© Reuters. FILE PHOTO: U.S. President Joe Biden hosts debt limit talks with U.S. House Speaker Kevin McCarthy (R-CA) in the Oval Office at the White House in Washington, U.S., May 22, 2023. REUTERS/Leah Millis/File Photo
By Gram Slattery, Moira Warburton and Rami Ayyub
WASHINGTON (Reuters) -U.S. Treasury Secretary Janet Yellen said on Friday the government would run short of money to pay its bills on June 5, which would trigger a potentially calamitous default, unless Congress raises the $31.4 trillion debt ceiling.
Yellen’s announcement allows a little more time for Democratic President Joe Biden and Republican House of Representatives Speaker Kevin McCarthy to reach an accord to raise the federal government’s self-imposed borrowing limit. Previously Treasury had said the deal needed to be reached as soon as June 1.
Representative Patrick McHenry, one of the Republican negotiators, said they could meet the June 5 deadline.
“We’re not done, but we’re within the window of being able to perform this and we have to come to some really tough terms,” he told reporters.
The White House made no public comment on the talks, but an administration official briefed on them said they could easily slip into the weekend.
The sides appear to be nearing a deal to lift the limit for two years, but remain at odds over whether to stiffen work requirements for some anti-poverty programs.
Any agreement would have to win approval in the Republican-controlled House and the Democratic-led Senate before Biden could sign it into law – a process that could take more than a week.
Negotiators have tentatively reached an agreement that would cap spending on many government programs next year, according to a U.S. official.
The safety-net programs remained a sticking point.

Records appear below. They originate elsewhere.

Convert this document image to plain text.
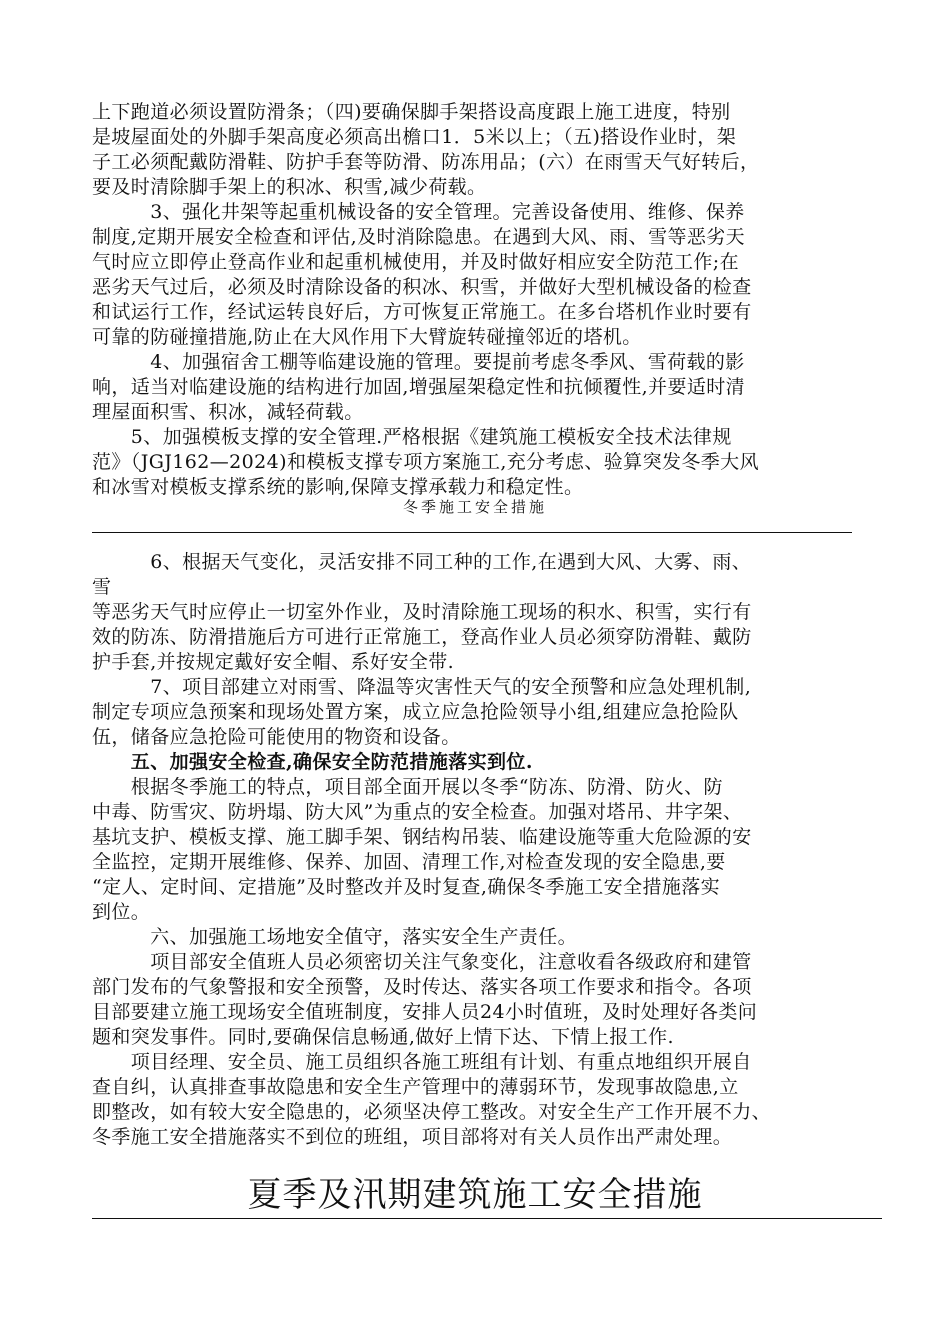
上下跑道必须设置防滑条；（四)要确保脚手架搭设高度跟上施工进度，特别
是坡屋面处的外脚手架高度必须高出檐口1．5米以上；（五)搭设作业时，架
子工必须配戴防滑鞋、防护手套等防滑、防冻用品；(六）在雨雪天气好转后，
要及时清除脚手架上的积冰、积雪,减少荷载。
　　　3、强化井架等起重机械设备的安全管理。完善设备使用、维修、保养
制度,定期开展安全检查和评估,及时消除隐患。在遇到大风、雨、雪等恶劣天
气时应立即停止登高作业和起重机械使用，并及时做好相应安全防范工作;在
恶劣天气过后，必须及时清除设备的积冰、积雪，并做好大型机械设备的检查
和试运行工作，经试运转良好后，方可恢复正常施工。在多台塔机作业时要有
可靠的防碰撞措施,防止在大风作用下大臂旋转碰撞邻近的塔机。
　　　4、加强宿舍工棚等临建设施的管理。要提前考虑冬季风、雪荷载的影
响，适当对临建设施的结构进行加固,增强屋架稳定性和抗倾覆性,并要适时清
理屋面积雪、积冰，减轻荷载。
　　5、加强模板支撑的安全管理.严格根据《建筑施工模板安全技术法律规
范》（JGJ162—2024)和模板支撑专项方案施工,充分考虑、验算突发冬季大风
和冰雪对模板支撑系统的影响,保障支撑承载力和稳定性。
冬季施工安全措施
　　　6、根据天气变化，灵活安排不同工种的工作,在遇到大风、大雾、雨、
雪
等恶劣天气时应停止一切室外作业，及时清除施工现场的积水、积雪，实行有
效的防冻、防滑措施后方可进行正常施工，登高作业人员必须穿防滑鞋、戴防
护手套,并按规定戴好安全帽、系好安全带.
　　　7、项目部建立对雨雪、降温等灾害性天气的安全预警和应急处理机制,
制定专项应急预案和现场处置方案，成立应急抢险领导小组,组建应急抢险队
伍，储备应急抢险可能使用的物资和设备。
　　五、加强安全检查,确保安全防范措施落实到位.
　　根据冬季施工的特点，项目部全面开展以冬季“防冻、防滑、防火、防
中毒、防雪灾、防坍塌、防大风”为重点的安全检查。加强对塔吊、井字架、
基坑支护、模板支撑、施工脚手架、钢结构吊装、临建设施等重大危险源的安
全监控，定期开展维修、保养、加固、清理工作,对检查发现的安全隐患,要
“定人、定时间、定措施”及时整改并及时复查,确保冬季施工安全措施落实
到位。
　　　六、加强施工场地安全值守，落实安全生产责任。
　　　项目部安全值班人员必须密切关注气象变化，注意收看各级政府和建管
部门发布的气象警报和安全预警，及时传达、落实各项工作要求和指令。各项
目部要建立施工现场安全值班制度，安排人员24小时值班，及时处理好各类问
题和突发事件。同时,要确保信息畅通,做好上情下达、下情上报工作.
　　项目经理、安全员、施工员组织各施工班组有计划、有重点地组织开展自
查自纠，认真排查事故隐患和安全生产管理中的薄弱环节，发现事故隐患,立
即整改，如有较大安全隐患的，必须坚决停工整改。对安全生产工作开展不力、
冬季施工安全措施落实不到位的班组，项目部将对有关人员作出严肃处理。
夏季及汛期建筑施工安全措施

Lead Republican negotiator Garret Graves said his party would not drop its demand that they require more participants to hold a job.

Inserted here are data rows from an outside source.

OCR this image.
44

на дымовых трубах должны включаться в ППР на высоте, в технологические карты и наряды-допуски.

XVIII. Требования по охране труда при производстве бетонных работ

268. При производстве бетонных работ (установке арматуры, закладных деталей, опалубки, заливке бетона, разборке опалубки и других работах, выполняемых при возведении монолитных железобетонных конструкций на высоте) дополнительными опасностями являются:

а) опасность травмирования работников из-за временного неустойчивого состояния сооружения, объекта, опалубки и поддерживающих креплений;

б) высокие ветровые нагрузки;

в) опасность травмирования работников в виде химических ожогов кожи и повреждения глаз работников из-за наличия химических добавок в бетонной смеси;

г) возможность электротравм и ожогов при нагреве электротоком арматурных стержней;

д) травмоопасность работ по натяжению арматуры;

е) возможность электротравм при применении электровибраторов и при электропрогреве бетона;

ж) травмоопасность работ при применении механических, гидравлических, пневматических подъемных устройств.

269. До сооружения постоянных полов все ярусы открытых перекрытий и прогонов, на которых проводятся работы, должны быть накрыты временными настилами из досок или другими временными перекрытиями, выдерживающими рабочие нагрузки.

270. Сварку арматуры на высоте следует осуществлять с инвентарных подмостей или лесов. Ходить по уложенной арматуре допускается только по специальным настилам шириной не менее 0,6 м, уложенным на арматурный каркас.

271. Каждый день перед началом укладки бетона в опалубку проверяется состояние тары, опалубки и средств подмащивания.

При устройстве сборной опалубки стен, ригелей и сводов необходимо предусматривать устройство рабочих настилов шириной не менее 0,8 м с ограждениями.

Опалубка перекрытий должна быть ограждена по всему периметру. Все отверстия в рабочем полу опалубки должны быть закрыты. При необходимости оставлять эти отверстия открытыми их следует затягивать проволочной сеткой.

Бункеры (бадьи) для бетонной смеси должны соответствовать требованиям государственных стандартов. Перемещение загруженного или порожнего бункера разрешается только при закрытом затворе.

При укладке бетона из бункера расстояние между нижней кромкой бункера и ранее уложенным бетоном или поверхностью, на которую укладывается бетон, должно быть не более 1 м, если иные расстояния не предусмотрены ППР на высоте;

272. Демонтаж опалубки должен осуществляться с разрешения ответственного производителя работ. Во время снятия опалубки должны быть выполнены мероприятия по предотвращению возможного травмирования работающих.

“Hell no. Not a chance,” Graves told reporters.
Biden and his fellow Democrats have resisted a Republican push to require childless adults under age 56 to show they are working or looking for work in order to qualify for the Medicaid health plan and the SNAP food-assistance program.
The Republican proposal would require more participants in those programs to show they are working or looking for work. That would save $120 billion over 10 years but also force more than a million Americans out of those programs, according to the nonpartisan Congressional Budget Office.
Democrats have said the proposal would only create more red tape that would exclude people who would otherwise qualify.
Medicaid and SNAP have scaled back in recent months after expanding dramatically during the COVID-19 pandemic. Biden in particular has resisted the work requirements for Medicaid, which covered 85 million Americans as of January.
INVESTORS HOPE
A failure by Congress to raise its self-imposed debt ceiling before June 5 could trigger a default that would shake financial markets and send the United States into a deep recession.
Wall Street’s main indexes rose on Friday as investors hoped for progress in the negotiations. A two-year extension would mean Congress would not need to address the limit again until after the 2024 presidential election.
The deal under consideration would increase funding for the military and veterans care while essentially holding non-defense discretionary spending at current-year levels, according to the official, who spoke on condition of anonymity.
The deal might also scale back funding for the Internal Revenue Service, which got an extra $80 billion last year, in part to bolster enforcement and bring in more tax revenue. Republicans have sought to revoke that funding.
The White House is working on a way to preserve its effort to target wealthy taxpayers, the official said.
The Treasury Department had previously warned that it could be unable to cover all its obligations as soon as June 1.
Several credit-rating agencies have said they have put the United States on review for a possible downgrade, which would push up borrowing costs and undercut its standing as the backbone of the global financial system.
A similar 2011 standoff led Standard & Poor’s to downgrade its rating on U.S. debt.
Even if they reach a deal, leaders from both parties will have to work hard to round up enough votes for approval in Congress. Right-wing Republicans have insisted that any deal must include steep spending cuts, while Democrats have resisted the new work requirements for benefits programs.
Most lawmakers have left Washington for the Memorial Day holiday, but congressional leaders have told them to be ready to return for votes when a deal is struck.
House leaders have said lawmakers will get three days to ponder the deal before a vote. Any single lawmaker in the Senate has the power to tie up action for days. At least one, Republican Mike Lee, has threatened to do so.